I dug through some books and journals that Google has digitized and found a tracing of a stone in Bangor Abbey for a William Stevnstone d. 1627. I've attached it below. The records came from John Stevenson a writer in the early 1900s and the Ulster Archaeology Journal. Here is John Stevenson in his book, Two Centuries of Life in Down, 1600-1800.
Stevenson describes a monument to the first Dean of Down under the Ulster Scots, Mester John Gibson, in the old church of Bangor. “Later, with opportunity to wander any day, or every day in the churchyard, I found many memorial stones of the early Scots. The great Lord Claneboye [James Hamilton] must have seen them many times…
“Most of these early 17th-century stones are heavy oblong slabs with lettering in relief. The statement of name, with description of the commemorated and date of death, begins at one corner of the stone, and is carried round the margin to finish at the starting point, the centre space being devoted to heraldry and doggerel, --pious, affectionate, or appreciative.

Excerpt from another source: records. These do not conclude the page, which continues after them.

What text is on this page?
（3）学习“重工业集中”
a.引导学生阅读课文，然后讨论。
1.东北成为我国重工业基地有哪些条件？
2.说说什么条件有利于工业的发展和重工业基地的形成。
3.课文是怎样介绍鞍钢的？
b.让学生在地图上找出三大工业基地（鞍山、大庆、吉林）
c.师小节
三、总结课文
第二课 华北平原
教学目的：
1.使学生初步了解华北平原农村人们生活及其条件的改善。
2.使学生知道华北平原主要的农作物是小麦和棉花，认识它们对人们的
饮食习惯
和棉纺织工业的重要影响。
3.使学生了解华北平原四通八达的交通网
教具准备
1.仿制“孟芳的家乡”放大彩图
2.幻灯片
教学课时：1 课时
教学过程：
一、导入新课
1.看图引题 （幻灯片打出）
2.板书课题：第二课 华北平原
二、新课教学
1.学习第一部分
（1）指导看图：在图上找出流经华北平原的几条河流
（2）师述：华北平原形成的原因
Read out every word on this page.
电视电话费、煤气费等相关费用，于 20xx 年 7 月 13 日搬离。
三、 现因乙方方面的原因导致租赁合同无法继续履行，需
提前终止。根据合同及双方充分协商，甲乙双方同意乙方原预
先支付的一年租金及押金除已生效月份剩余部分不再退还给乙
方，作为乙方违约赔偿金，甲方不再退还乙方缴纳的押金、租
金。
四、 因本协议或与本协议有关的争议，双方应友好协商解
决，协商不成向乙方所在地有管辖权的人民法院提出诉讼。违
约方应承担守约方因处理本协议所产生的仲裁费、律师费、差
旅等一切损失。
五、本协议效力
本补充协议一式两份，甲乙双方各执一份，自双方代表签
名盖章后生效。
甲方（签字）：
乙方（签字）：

A man drowned in 1629, certified by the marginal inscription to have been ‘a worthy Gentleman,’ William Stevnstone, --perhaps one of my own people, for they were of the Ards—is thus made to express his hope in a joyful resurrection: --
‘This Corps I left on Walter Shore,
My Soule now bathes in Flodes of Glor,
No Tempests tose no Deeps can droune,
No Death can Reave that purchased Crovne,
I died in Chryst with Chryst I rest.
Chryst was my Hope my Gaine,
My Bodie heir in Grave doth lye,
In Grave not to remaine.’"
The reference to Walter Shore could either be poetic for Ballywater or could mean that he drowned (as Stevenson reads into it).
The stone also says he was 27, died in 1627, and was married to "E.E."